When asked whether he was concerned about perceptions that he was shirking his duties as mayor of the nation's sixth-largest city, Street replied:
"No, I wasn't worried that people think that. People need to be more educated. There's a time when people had to be at a certain place to do their jobs and now you can be almost anyplace and work somewhere else."
Street said his staff "knows how to reach me."
He also said he didn't want to "pull strings" to get a phone.
A member of Street's security staff is now camped out on Ranstead Street near 16th Street, saving a spot for the mayor. He was third in line from the doors to the store.
The line itself was modest - at 2 p.m. it numbered slightly more than than 20.
People in line said it was "cool" that the mayor was waiting in line just like everyone else.
Leonard F. Johnson, first in line since 6 a.m. Thursday said: "Everyone deserves a personal day. Next people are going to be asking him to account for his bathroom breaks."
Johnson said Street is "a lame duck. He isn't even running for office anymore."
At 11:30 this morning, just before he left his station for the first time, Street declared: "I'm taking care of my business. By 4 a.m., I sent my first e-mail to my chief of staff. I was doing my job while the city was sleeping. I have my Blackberry with me."
Street, an unabashed fan of new technology, said he had sent about 30 e-mails while waiting outside the store.
"I think it's not a bad thing for a person who needs that device to sit and wait. I could have used influence to get one, but I don't work that way."

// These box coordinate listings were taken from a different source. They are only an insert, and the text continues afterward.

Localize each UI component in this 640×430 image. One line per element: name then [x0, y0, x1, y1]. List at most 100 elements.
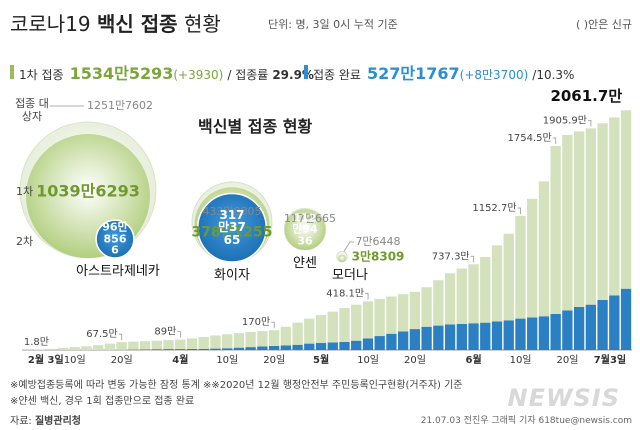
annotation: 1152.7만: [472, 202, 516, 214]
bar: [186, 338, 198, 349]
target-value: 1251만7602: [86, 99, 154, 113]
bar: [515, 318, 526, 350]
bar: [386, 333, 397, 350]
bar: [468, 264, 479, 324]
bar: [175, 339, 186, 350]
bar: [46, 348, 57, 350]
bar: [198, 336, 209, 349]
bar: [304, 343, 315, 350]
bar: [339, 308, 350, 342]
vaccine-name: 모더나: [332, 268, 368, 284]
bar: [444, 273, 456, 325]
bar: [222, 348, 233, 350]
x-tick-label: 2월 3일: [28, 353, 64, 366]
first-value: 1039만6293: [36, 181, 140, 201]
bar: [456, 268, 467, 324]
bar: [397, 331, 409, 350]
legend-marker: [304, 65, 308, 79]
bar: [139, 349, 151, 350]
bar: [257, 346, 268, 350]
bar: [609, 117, 620, 296]
bar: [245, 331, 256, 348]
second-bubble: [197, 192, 267, 263]
title-part: 코로나19: [10, 12, 91, 36]
bar: [421, 326, 432, 350]
bar: [186, 348, 198, 350]
bar: [116, 342, 127, 350]
rate: /10.3%: [532, 68, 575, 82]
annotation: 89만: [154, 326, 176, 338]
x-tick-label: 7월3일: [594, 353, 626, 366]
annotation: 1754.5만: [508, 132, 552, 144]
source-label: 자료:: [10, 416, 32, 427]
x-tick-label: 20일: [263, 354, 285, 366]
x-tick-label: 10일: [510, 354, 532, 366]
bar: [573, 131, 585, 307]
first-value: 3만8309: [351, 249, 405, 264]
bar: [527, 198, 538, 318]
bar: [210, 335, 221, 349]
bar: [491, 245, 503, 322]
bubble-title: 백신별 접종 현황: [198, 117, 313, 136]
annotation-leader: [517, 207, 521, 214]
bar: [386, 296, 397, 334]
bar: [257, 331, 268, 347]
annotation: 1.8만: [24, 336, 49, 348]
bar: [151, 349, 162, 350]
bar: [139, 341, 151, 350]
bar: [163, 340, 174, 350]
bar: [327, 311, 338, 343]
bar: [210, 348, 221, 350]
title: 코로나19 백신 접종 현황: [10, 8, 221, 37]
bar: [151, 340, 162, 350]
footnote: ※예방접종등록에 따라 변동 가능한 잠정 통계 ※※2020년 12월 행정안…: [10, 380, 463, 391]
bar: [351, 340, 362, 350]
bar: [351, 304, 362, 341]
bar: [444, 324, 456, 350]
bar: [304, 318, 315, 344]
bar: [268, 345, 280, 350]
title-part: 백신 접종: [97, 12, 178, 36]
bar: [562, 310, 573, 350]
x-tick-label: 10일: [216, 354, 238, 366]
rate-label: / 접종률: [227, 68, 269, 82]
bar: [280, 345, 292, 350]
bar: [69, 347, 80, 350]
bar: [315, 315, 327, 344]
bar: [468, 323, 479, 350]
bar: [609, 295, 620, 350]
bar: [339, 341, 350, 350]
bar: [573, 306, 585, 350]
bar: [620, 110, 632, 289]
target-value: 7만6448: [355, 235, 401, 249]
annotation: 1905.9만: [543, 114, 587, 126]
bar: [538, 316, 550, 350]
new-count: (+3930): [173, 68, 224, 82]
annotation: 67.5만: [86, 328, 117, 340]
legend-marker: [10, 65, 14, 79]
bar: [34, 349, 45, 350]
annotation: 2061.7만: [550, 87, 622, 105]
annotation: 737.3만: [432, 250, 470, 262]
leader-line: [343, 241, 354, 252]
bar: [585, 304, 597, 350]
annotation: 418.1만: [326, 287, 364, 299]
vaccine-name: 아스트라제네카: [76, 264, 160, 280]
watermark: NEWSIS: [507, 384, 620, 412]
bar: [175, 349, 186, 350]
bar: [104, 343, 116, 350]
x-tick-label: 10일: [64, 354, 86, 366]
annotation: 170만: [242, 316, 270, 328]
legend-label: 1차 접종: [19, 68, 64, 82]
credit: 21.07.03 전진우 그래픽 기자 618tue@newsis.com: [420, 416, 632, 426]
bar: [57, 347, 69, 350]
annotation-leader: [470, 255, 475, 263]
bar: [597, 300, 608, 350]
x-tick-label: 20일: [404, 354, 426, 366]
bar: [409, 291, 421, 330]
x-tick-label: 20일: [557, 354, 579, 366]
new-count: (+8만3700): [459, 68, 529, 82]
legend-label: 접종 완료: [313, 68, 361, 82]
bar: [233, 347, 245, 350]
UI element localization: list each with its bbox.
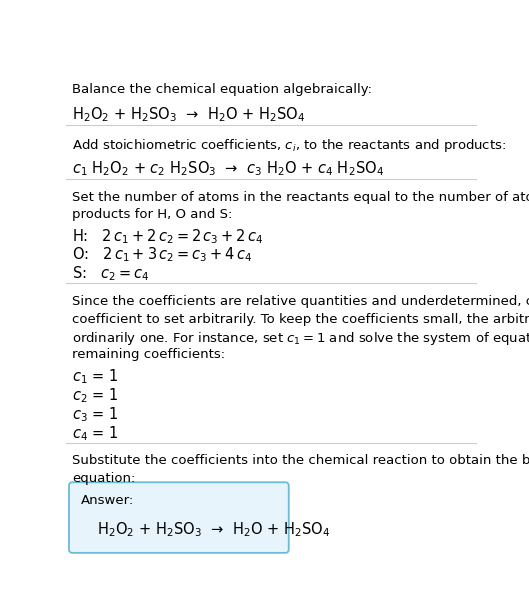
Text: $c_1$ H$_2$O$_2$ + $c_2$ H$_2$SO$_3$  →  $c_3$ H$_2$O + $c_4$ H$_2$SO$_4$: $c_1$ H$_2$O$_2$ + $c_2$ H$_2$SO$_3$ → $… [72,159,384,178]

Just before his remarks, 22-year-old city activist Larry West of Mount Airy confronted the mayor.
"How can you sit here with 200 murders in the city already?" West asked.
Street announced: "I'm doing my job."
He then left for City Hall, returned to his post on the street for about 45 minutes, and then left for City Hall again. He said he would be back before the doors opened for the iPhone sale.
The aide, meanwhile, declined to be identified.
"I'm just holding a spot for the mayor," he said.